SAMOSIR (Sumut) Ketikberita.com | Perhelatan Mangase Taon di Bius Salaon, Kecamatan Ronggur Nihuta, Samosir yang diwarnai penampilan tradisi sakral Batak, Mangalahat Horbo, yang digelar di Toguan Salaon Tongatonga, Sabtu (11/4/2026).
Ritual adat ini menjadi daya tarik utama karena sarat makna spiritual sebagai kearifan lokal turun-temurun. Mangalahat Horbo merupakan upacara persembahan kerbau pilihan sebagai simbol syukur dan harapan atas keberkahan masyarakat.
Ikut hadir wakil Bupati Samosir, Ariston Tua Sidauruk, Sekdakab, para asisten, serta pimpinan OPD, menyampaikan apresiasi atas kekompakan masyarakat melestarikan budaya.
Menurutnya, kegiatan bukan hanya sekadar seremoni adat, tetapi juga menjadi momentum memperkuat persatuan. “Kapan lagi kita bersatu kalau tidak sekarang. Inilah hikmah dari kegiatan ini, bagaimana perbedaan dapat disatukan dengan persoalan diselesaikan dengan damai, rasa kebersamaan, Samosir akan semakin maju dan kuat,” sebut Wabup.

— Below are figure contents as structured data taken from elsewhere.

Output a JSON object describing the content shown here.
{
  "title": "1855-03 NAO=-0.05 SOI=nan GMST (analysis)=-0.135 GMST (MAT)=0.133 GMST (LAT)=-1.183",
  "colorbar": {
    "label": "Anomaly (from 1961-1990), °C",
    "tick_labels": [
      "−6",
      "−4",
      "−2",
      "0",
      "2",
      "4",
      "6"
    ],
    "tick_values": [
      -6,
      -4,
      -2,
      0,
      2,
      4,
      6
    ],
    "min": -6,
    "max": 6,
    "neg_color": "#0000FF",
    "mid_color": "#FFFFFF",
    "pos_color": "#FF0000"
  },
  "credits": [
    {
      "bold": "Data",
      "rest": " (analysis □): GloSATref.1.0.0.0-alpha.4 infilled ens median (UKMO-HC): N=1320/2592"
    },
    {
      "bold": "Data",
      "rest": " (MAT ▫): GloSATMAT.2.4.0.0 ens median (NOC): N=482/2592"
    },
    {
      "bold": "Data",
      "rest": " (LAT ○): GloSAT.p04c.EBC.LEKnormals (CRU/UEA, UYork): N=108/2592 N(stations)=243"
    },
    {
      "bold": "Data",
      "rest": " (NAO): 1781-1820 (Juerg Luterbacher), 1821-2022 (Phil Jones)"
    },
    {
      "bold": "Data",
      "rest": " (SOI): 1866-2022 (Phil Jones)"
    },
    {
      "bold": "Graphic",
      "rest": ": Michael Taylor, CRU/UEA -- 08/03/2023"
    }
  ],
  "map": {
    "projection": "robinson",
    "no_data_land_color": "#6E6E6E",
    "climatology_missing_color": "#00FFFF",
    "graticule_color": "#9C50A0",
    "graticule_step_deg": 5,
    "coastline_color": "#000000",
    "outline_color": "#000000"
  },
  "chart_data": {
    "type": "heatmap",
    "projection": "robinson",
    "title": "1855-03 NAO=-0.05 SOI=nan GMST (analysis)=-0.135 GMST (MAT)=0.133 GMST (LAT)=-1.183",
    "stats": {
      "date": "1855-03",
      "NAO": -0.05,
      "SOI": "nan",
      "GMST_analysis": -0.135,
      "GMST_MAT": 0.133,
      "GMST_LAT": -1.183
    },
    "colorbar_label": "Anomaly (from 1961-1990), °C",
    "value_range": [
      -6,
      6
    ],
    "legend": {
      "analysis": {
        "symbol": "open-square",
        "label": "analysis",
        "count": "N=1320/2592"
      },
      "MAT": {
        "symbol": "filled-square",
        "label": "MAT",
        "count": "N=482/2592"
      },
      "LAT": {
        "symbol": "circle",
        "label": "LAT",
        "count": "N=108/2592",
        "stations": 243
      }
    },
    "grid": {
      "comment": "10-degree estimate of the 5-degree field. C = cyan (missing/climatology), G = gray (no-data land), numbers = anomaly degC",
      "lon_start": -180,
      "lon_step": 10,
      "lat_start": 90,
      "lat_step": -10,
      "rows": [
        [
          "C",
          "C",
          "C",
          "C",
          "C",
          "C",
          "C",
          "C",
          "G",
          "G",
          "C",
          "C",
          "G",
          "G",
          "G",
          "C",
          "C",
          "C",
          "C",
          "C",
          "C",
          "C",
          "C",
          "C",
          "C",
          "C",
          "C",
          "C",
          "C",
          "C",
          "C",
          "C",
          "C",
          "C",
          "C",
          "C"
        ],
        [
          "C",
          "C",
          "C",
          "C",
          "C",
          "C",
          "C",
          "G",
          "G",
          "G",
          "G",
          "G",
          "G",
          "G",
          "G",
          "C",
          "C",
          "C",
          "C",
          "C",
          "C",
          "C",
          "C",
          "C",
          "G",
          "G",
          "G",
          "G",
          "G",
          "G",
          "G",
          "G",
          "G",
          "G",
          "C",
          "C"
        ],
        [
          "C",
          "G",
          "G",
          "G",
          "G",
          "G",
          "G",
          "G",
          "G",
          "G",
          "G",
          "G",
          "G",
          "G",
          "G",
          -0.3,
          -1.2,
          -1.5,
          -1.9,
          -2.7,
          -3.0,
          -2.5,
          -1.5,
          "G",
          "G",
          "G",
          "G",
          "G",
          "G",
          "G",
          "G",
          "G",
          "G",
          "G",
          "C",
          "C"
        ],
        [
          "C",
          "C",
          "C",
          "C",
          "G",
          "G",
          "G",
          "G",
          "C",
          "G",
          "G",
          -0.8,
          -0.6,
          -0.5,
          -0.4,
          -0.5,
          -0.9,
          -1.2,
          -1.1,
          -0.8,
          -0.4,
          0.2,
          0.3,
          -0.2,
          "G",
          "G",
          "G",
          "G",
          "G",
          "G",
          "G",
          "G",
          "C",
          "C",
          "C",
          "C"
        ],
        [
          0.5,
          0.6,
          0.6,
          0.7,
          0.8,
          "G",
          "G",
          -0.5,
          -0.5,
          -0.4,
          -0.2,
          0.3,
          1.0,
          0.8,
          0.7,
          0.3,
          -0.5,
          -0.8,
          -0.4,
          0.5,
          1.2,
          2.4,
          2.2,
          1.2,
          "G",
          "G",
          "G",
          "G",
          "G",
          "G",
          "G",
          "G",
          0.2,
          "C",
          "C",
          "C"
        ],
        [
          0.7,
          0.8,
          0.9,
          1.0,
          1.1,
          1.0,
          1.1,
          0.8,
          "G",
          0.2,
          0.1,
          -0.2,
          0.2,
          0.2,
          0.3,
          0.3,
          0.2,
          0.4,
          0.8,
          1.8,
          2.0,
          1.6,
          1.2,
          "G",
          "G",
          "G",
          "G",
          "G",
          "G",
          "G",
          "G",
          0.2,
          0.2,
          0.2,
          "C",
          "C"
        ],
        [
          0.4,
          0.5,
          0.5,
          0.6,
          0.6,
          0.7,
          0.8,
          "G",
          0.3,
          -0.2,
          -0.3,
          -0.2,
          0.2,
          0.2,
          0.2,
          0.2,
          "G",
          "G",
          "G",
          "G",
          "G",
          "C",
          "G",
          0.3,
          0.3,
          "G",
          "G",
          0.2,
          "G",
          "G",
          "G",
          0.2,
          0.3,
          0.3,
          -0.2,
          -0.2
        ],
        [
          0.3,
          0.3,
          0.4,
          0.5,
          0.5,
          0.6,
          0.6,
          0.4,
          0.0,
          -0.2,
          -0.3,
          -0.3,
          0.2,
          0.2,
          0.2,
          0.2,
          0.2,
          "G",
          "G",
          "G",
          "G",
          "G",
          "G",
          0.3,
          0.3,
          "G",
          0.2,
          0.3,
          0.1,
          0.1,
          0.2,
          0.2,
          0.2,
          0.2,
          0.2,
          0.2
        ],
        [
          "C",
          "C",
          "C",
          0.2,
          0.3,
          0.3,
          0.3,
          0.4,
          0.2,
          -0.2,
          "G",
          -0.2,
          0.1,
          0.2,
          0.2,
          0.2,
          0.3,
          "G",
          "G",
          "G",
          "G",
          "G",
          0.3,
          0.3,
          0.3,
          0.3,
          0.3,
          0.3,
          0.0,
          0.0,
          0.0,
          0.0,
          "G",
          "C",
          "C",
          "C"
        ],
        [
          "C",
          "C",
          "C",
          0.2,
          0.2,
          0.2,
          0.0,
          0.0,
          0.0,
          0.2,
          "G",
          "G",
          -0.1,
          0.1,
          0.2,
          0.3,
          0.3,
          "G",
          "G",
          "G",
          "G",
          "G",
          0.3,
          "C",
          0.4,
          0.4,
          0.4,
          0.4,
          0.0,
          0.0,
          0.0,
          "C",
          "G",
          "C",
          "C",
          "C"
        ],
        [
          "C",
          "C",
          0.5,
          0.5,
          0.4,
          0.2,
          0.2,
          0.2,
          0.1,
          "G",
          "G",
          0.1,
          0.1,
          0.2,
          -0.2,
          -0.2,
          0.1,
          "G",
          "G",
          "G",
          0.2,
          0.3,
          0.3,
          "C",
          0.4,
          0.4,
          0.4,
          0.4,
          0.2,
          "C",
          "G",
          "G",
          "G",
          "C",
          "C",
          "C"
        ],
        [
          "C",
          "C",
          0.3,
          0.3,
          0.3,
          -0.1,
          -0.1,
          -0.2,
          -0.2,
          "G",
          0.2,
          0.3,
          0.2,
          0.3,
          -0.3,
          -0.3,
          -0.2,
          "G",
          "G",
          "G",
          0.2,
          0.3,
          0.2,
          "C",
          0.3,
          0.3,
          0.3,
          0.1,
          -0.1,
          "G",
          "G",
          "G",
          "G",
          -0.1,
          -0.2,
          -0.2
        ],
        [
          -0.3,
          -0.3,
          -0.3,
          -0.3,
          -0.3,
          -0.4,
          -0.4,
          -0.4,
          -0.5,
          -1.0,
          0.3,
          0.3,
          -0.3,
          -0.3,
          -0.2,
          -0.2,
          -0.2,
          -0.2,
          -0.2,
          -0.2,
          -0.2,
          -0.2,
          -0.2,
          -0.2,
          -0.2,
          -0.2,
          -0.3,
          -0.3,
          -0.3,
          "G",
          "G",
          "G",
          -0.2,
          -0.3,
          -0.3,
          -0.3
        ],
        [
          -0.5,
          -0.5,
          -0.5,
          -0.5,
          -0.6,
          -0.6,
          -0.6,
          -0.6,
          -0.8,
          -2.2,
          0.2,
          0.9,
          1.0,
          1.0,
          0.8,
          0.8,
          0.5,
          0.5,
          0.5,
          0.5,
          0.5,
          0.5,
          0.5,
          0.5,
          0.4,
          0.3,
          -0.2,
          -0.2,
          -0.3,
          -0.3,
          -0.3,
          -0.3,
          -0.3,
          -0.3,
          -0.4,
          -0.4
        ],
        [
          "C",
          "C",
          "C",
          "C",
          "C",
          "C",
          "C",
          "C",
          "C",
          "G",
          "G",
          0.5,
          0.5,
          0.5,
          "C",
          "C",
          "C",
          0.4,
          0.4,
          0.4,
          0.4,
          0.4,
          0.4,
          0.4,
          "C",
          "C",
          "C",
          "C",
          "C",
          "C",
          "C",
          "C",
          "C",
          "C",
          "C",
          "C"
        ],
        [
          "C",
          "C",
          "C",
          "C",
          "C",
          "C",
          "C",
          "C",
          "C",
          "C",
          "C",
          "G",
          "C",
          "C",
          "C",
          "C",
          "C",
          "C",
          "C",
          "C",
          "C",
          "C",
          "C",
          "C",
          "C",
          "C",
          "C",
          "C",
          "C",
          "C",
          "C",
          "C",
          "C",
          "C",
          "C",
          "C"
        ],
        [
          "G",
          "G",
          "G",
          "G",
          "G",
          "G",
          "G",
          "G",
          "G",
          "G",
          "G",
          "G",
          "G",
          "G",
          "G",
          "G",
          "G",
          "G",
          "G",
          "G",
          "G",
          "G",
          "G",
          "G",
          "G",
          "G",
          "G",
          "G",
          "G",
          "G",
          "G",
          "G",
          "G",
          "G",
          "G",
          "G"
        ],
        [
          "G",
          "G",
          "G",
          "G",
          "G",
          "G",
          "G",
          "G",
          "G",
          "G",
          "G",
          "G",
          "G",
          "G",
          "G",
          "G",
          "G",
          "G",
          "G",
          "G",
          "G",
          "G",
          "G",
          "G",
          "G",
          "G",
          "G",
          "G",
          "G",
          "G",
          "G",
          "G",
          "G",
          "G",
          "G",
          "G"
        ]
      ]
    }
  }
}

Pemerintah Kabupaten (Pemkab) Samosir juga mendorong peran aktif tokoh adat sebagai mitra dalam pembangunan, termasuk penyelesaian persoalan masyarakat melalui pendekatan kearifan lokal sejalan dengan semangat restorative justice yang sudah ditetapkan didaerah.
“Dengan adanya kegiatan ini, semakin memahami dan melestarikan tradisi leluhur,” ucapnya. (IHS/31)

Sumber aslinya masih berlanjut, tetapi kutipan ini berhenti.